I noticed afterwards that the steps to the altar in Hallgrímskirkja , the parish church of the Icelandic State Church ( Íslenska þjóðkirkja ), were also decorated with a large rainbow flag. The statement on the church's account states that the "hinsegin dagar" are important, they "draw attention to inequality and violence and break the silence." "The Hallgrímskirkja supports the fight for the rights of the queer community". I would also like to see such an explanation from the large churches in other countries, especially in my home country Germany!

Here again the call for more moral courage: We support our queer friends. What's wrong with you?


The end of the 2004 Pride Parade was the float with the large wedding cake, with the well-known Icelandic singer Páll Óskar and his husband Antonio standing on the cake. The two have been newly married since March 2024. Antonio came to Iceland as a refugee from Venezuela and he and Páll met on a dating app and fell in love. With the wedding cake they also wanted to celebrate living in a country where they can get married.

Páll said in an interview that he wanted to "bake a wedding cake" to commemorate the first rights granted to queer people in 1996, when gays and lesbians were allowed to enter into permanent, state-recognized relationships. “These were the first signs that we were not second-class citizens,” said Páll Óskar. “So the wedding cake means a lot to a lot of people.”

In Iceland, there has been a registered partnership for same-sex couples since 1996, and the marriage laws were reformed in June 2010. The first couple to make use of the new legal regulations were the then Icelandic Prime Minister Jóhanna Sigurðardóttir and her partner, the writer Jónina Leósdóttir . For comparison: In Germany, registered partnerships have only existed since 2001, and “marriage for all” has existed since October 2017.

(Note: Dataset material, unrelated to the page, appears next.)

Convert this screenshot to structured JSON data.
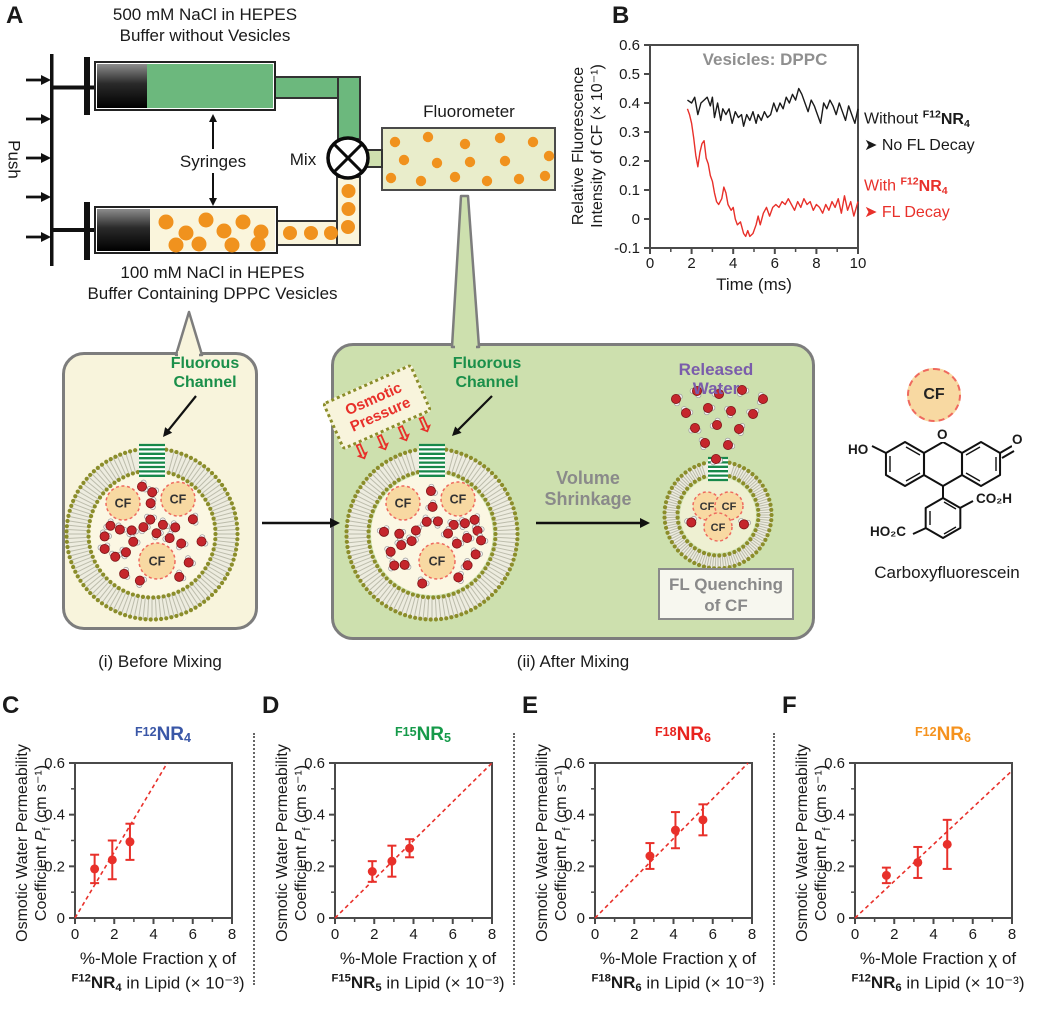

What I find particularly nice about all the parades is that the spectators join the end of the procession and then a large stream of people , happy and in a good mood, follow the procession, here on the way to the concert area at the Tjörnin city pond, to Hljómskálagarður , where the parade is always followed by a colorful open-air festival.


Takk fyrir komuna! Thanks for coming, thanks for letting us be there!